Derek Robertson: "My first girlfriend got emotionally mad at me while we were listening to NMH and playing Street Fighter cause I kept winning so I had to let her win. She made me cry while we were watching The Decemberists at an outdoor music festival."
this is going to keep going, by the way. a series, if you will.
i'm watching Garden State. THIS MOVIE IS REAL YOU GUYS, IT'S PATHETIC AND BULLSHIT AND IT WAS TOTALLY FUNDED BY A MAJOR STUDIO. I CAN MAKE ANY MOVIE I WANT WHEN I GROW UP. I particularly like watching Zach Braff pretend to be high. choke on a dick, Zach Braff. Peter Sarsgaard is shaggable, however.
also, last night taught me that i hate everyone, can't trust anyone, and everyone can kindly go fuck themselves with a piece of glass up the urethra.

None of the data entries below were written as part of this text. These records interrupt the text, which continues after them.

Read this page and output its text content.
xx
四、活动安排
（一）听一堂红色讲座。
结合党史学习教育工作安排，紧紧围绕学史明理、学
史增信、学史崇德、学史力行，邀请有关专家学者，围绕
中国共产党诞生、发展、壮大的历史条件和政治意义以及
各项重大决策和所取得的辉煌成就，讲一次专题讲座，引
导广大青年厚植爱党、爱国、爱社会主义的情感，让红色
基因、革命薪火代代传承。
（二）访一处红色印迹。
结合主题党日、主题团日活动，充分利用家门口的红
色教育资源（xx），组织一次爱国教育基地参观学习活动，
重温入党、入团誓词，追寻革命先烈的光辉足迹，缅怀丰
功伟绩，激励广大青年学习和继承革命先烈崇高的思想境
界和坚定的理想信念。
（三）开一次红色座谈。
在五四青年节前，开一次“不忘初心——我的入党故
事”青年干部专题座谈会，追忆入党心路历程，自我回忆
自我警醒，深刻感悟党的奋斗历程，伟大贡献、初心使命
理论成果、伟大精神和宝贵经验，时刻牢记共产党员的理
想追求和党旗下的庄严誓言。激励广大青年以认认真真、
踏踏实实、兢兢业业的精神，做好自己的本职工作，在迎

my plan for the rest of the week involves a mini-road trip to escape dumb cunts, see my actual friends, and continuing to ride solo like Jason Derulo. i see what you did there, Derulo. also, school and work. also, two more cupcakes in the freezer. also, re-developing my addiction to staying up all night watching movies. sleep is failing me.
17 August 2010
literally wasting my life away on the internet every single day for the past week. i come home, take off my work clothes, strip to my underwear, and turn on my computer. sometimes the tv. music usually is in there somewhere. recently i've taken to cutting up my t-shirts and dresses so they can better fit me. lesson learned: don't buy clothes in the middle of an eating disorder, or else when you finally feel better you re-consider the whole not eating thing because your clothes don't fit.
not really, because this is a ~*feelings*~ journal. sort of. my tumblr is for reposting pictures, livejournal is for the last 4 people i know that actually use it, and facebook is all-consuming. so. here i am.
i started watching some of Ryan Adams' self-made videos from a couple years ago, when he went "sober" or whatever. not only did i realize he's my soul mate, i realized i feel exactly how he feels in this video right now. this past summer has been a total shit-show from start to finish - fuck it, this YEAR has been a total shit-show - and i'm just starting to feel like myself again. this even happened within two days. i was faced with the idea of being alone for a much longer period than i had originally hoped, and suddenly it wasn't so scary. no alex, you don't need someone to hold your hand through life. no alex, you don't need to be out of control to deal with life. and no alex, you don't have to put yourself out there when that person isn't giving anything back except heartache. CRYPTIC, I'M DOING IT WRONG.